Ok, perhaps it is solved or guessed what they perhaps do. (when I have been writing @wraper last message make this my comment too optimistic)
IF they do "Ping-Pong" interleaving with two separate ADC.
Do you think 1ns delay there on the board in practice is 30cm... perhaps I'm also Santa Claus.
Time skew between two pingpong interleaved ADC is - how I say it nicely - still critical.
1ns is long time! It is whole 360 degree in 1GSa/s system.

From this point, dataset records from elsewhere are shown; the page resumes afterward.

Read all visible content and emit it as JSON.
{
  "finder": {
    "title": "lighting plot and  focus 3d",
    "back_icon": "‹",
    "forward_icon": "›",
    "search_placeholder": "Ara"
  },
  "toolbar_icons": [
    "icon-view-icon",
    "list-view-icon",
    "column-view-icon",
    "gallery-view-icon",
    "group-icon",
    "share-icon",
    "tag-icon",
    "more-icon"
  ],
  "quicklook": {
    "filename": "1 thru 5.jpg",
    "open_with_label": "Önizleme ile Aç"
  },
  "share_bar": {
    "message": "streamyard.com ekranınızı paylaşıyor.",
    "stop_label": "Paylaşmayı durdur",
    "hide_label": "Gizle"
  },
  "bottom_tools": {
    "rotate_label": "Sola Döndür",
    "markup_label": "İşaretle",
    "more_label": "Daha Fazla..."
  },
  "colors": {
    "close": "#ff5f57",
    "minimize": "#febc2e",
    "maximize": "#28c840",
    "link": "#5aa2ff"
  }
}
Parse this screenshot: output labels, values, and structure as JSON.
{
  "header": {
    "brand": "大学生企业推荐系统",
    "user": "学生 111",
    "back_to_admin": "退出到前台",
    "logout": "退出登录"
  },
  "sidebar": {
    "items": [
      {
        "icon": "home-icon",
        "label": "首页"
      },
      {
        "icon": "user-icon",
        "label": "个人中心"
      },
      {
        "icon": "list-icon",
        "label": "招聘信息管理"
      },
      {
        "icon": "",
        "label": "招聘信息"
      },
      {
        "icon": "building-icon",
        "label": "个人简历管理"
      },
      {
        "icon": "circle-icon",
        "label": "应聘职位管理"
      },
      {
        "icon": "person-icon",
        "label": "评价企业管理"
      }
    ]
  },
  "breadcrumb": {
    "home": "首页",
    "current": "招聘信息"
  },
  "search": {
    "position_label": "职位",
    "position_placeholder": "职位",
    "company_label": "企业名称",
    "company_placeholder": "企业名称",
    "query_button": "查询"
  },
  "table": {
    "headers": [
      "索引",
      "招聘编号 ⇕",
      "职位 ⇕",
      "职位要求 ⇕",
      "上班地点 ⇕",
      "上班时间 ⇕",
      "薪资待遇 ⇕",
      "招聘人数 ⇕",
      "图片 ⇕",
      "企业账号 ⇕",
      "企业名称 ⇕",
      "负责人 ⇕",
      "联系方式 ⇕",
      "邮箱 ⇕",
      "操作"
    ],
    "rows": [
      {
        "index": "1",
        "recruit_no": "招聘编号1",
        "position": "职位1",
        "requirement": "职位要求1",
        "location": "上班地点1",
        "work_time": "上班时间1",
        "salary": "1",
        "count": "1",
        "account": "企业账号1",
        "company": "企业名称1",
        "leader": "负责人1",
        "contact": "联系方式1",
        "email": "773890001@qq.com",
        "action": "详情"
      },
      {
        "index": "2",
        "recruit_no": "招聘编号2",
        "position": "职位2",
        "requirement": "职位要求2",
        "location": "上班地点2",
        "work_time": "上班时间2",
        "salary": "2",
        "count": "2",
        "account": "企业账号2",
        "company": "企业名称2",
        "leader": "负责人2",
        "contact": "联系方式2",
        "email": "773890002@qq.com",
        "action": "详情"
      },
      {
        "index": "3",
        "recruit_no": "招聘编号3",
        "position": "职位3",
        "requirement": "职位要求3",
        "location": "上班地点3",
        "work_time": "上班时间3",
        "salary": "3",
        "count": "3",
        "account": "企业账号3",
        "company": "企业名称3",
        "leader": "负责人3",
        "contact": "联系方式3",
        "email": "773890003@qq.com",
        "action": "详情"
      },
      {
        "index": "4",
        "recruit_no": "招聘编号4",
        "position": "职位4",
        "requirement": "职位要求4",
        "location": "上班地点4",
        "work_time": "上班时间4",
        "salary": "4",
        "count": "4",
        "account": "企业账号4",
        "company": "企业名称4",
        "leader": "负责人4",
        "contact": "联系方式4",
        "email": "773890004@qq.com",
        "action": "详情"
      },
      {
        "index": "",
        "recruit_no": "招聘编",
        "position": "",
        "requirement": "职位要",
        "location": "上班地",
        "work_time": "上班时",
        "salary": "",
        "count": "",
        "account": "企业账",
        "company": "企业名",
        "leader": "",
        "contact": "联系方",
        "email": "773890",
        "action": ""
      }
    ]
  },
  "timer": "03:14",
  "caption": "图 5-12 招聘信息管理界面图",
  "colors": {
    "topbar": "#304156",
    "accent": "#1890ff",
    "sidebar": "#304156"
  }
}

Take very extremely simplified thinking, so that all can think it just calculating in head without more math. Lets think there 1GSa/s samplerate done with two 500MSa/s PingPong interleaved ADC and system itself is ideal and after one input signal goes ideally to both of these clocked ideally and ADC's linearity and amplitude etc all is ideally matched and they have ideal 180 degree phase shift.
Now, 200MHz scope rough risetime is 2ns. For simplify lets think there is 256 FS but this input signal make linear 200 ADC step change in 2ns. So, 100step in 1ns. In 100ps it change 10 step etc... this time error is directly translated to ADC sample point level error.
Do you still think time skev do not mean. If there is some kind of calibration for this, how it adjust these picoseconds. Programmable delay line? Static delay is simple case. But also clocking separate ADC chips without any meaningful jitter is bit challenging when it need do cheap.